From The Vancover Sun
"Africa's top human rights body, relying partly on a Canadian precedent, issued a landmark ruling Thursday in favour of an indigenous group that has been fighting for justice since the Kenyan government forced them off their land in the 1970s to create a tourist-drawing game reserve.
The Endorois community -- approximately 60,000 indigenous nomadic pastoralists -- was evicted from its ancestral lands around Lake Bogoria in the rift valley and from the Mochongoi forest on the Laikipia plains in central Kenya some 30 years ago for the creation of game reserves and for ruby mining.

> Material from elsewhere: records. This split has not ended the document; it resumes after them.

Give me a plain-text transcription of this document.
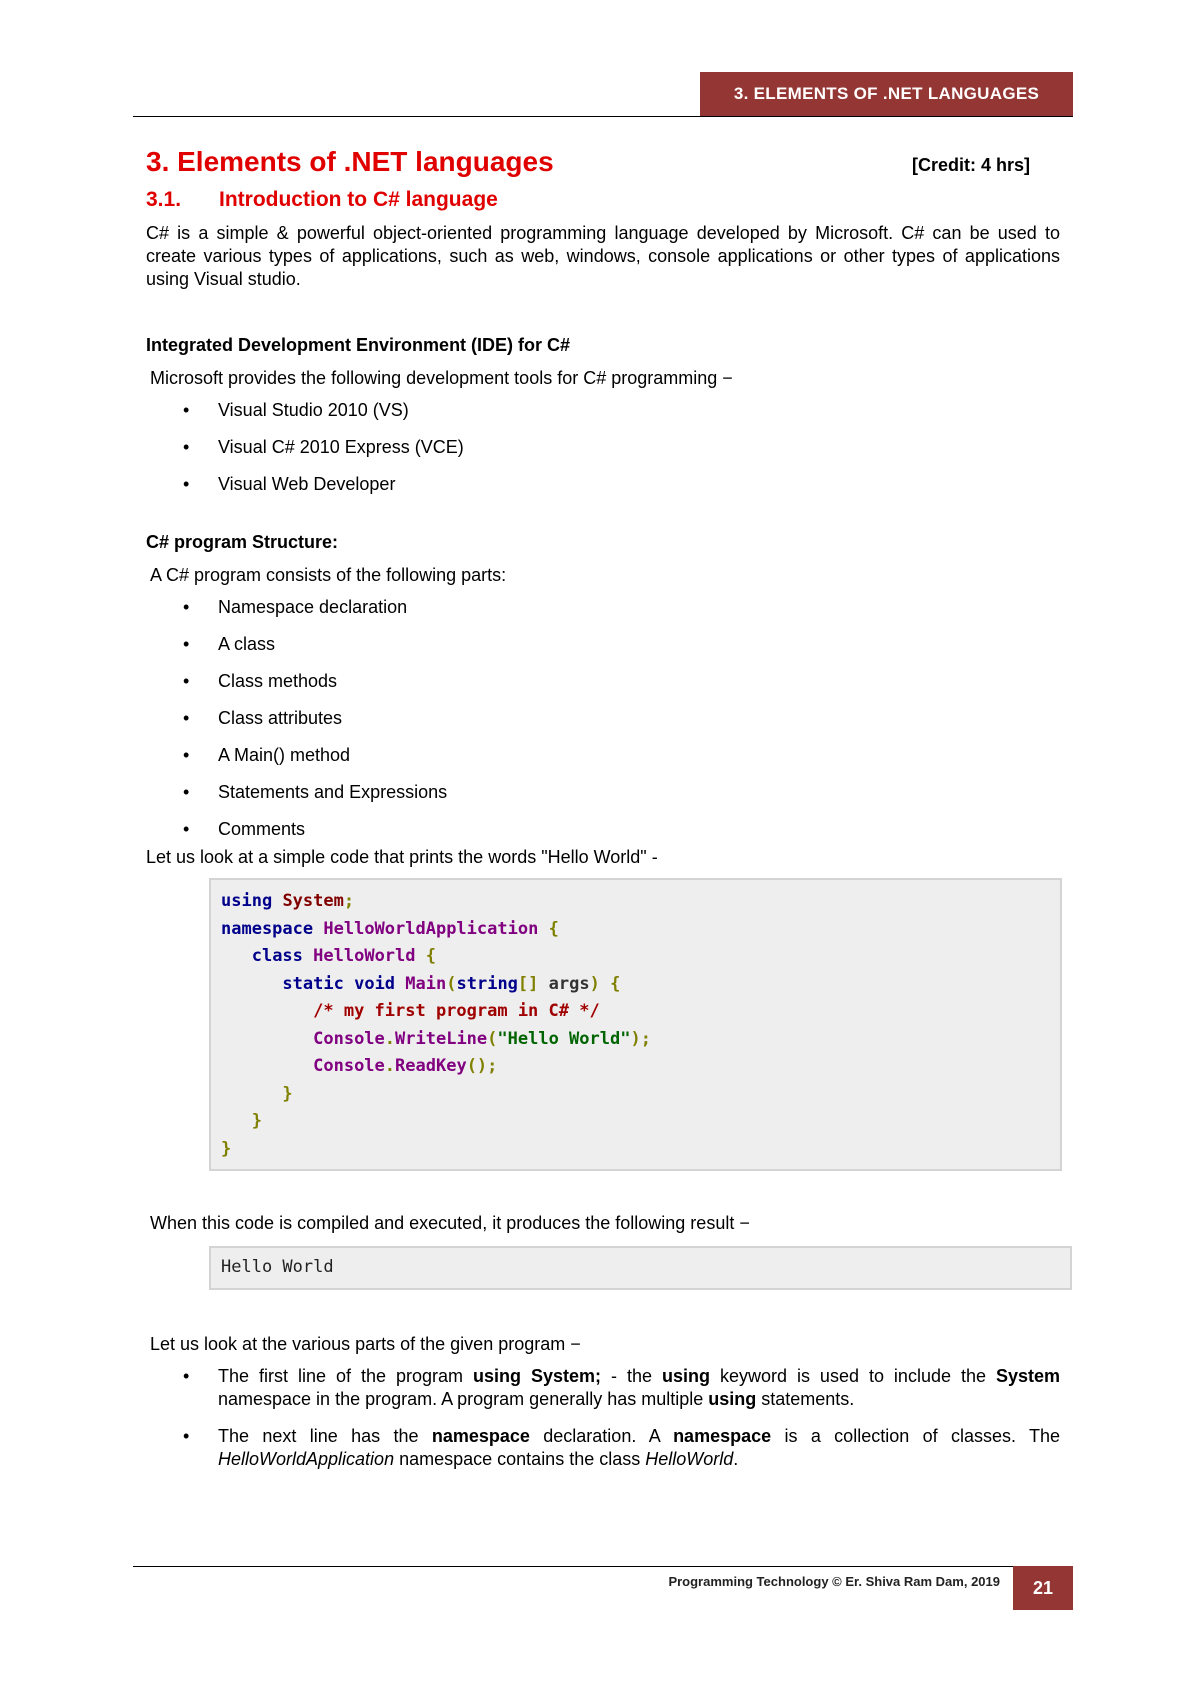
3. ELEMENTS OF .NET LANGUAGES
3. Elements of .NET languages	[Credit: 4 hrs]
3.1.	Introduction to C# language

C# is a simple & powerful object-oriented programming language developed by Microsoft. C# can be used to create various types of applications, such as web, windows, console applications or other types of applications using Visual studio.

Integrated Development Environment (IDE) for C#
Microsoft provides the following development tools for C# programming −
• Visual Studio 2010 (VS)
• Visual C# 2010 Express (VCE)
• Visual Web Developer
C# program Structure:
A C# program consists of the following parts:
• Namespace declaration
• A class
• Class methods
• Class attributes
• A Main() method
• Statements and Expressions
• Comments
Let us look at a simple code that prints the words "Hello World" -
using System;
namespace HelloWorldApplication {
class HelloWorld {
static void Main(string[] args) {
/* my first program in C# */
Console.WriteLine("Hello World");
Console.ReadKey();
}
}
}
When this code is compiled and executed, it produces the following result −
Hello World
Let us look at the various parts of the given program −
• The first line of the program using System; - the using keyword is used to include the System namespace in the program. A program generally has multiple using statements.
• The next line has the namespace declaration. A namespace is a collection of classes. The HelloWorldApplication namespace contains the class HelloWorld.
Programming Technology © Er. Shiva Ram Dam, 2019	21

Cynthia Morel co-counsel on the case while working as the senior legal adviser to Minority Rights Group International, said it is the first time any international human rights body has given concrete effect to the so-called "right of development" that is included in the African Charter on Human and Peoples Rights. It is also the first time the concept of indigenous people, and accompanying land rights, has been recognized in Africa.
"This landmark decision marks the beginning of a new dawn, not only for the Endorois Community, but for all indigenous peoples across Africa,"

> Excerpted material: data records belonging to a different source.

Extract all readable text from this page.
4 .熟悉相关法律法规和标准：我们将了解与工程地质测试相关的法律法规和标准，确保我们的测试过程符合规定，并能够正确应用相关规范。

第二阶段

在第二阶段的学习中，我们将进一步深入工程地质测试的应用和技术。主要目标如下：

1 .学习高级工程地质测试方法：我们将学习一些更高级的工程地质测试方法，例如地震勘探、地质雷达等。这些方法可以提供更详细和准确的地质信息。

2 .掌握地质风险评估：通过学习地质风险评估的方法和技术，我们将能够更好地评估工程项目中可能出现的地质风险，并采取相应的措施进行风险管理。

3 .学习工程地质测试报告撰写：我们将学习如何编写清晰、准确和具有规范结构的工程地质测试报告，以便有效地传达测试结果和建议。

The ruling could have a ripple effect throughout Africa, because until now many African regimes have maintained that all Africans are indigenous and, therefore, no groups have special land rights, according to Michelo Hansungule of the University of Pretoria's Centre for Human rights in South Africa.
"It is the first time that an African institution is [defending] the weakest, poorest and most marginalized peoples," he told Canwest News Service, adding that the decision could alter land use decisions throughout the continent.This is good news and kia kaha to the indigenous people of africa.
I have to say this story has been a bit of an eye-opener for me - I have never really known about this indigenous struggle in africa.
If everyone is indigenous then, isn't that the same in effect, as no one is indigenous?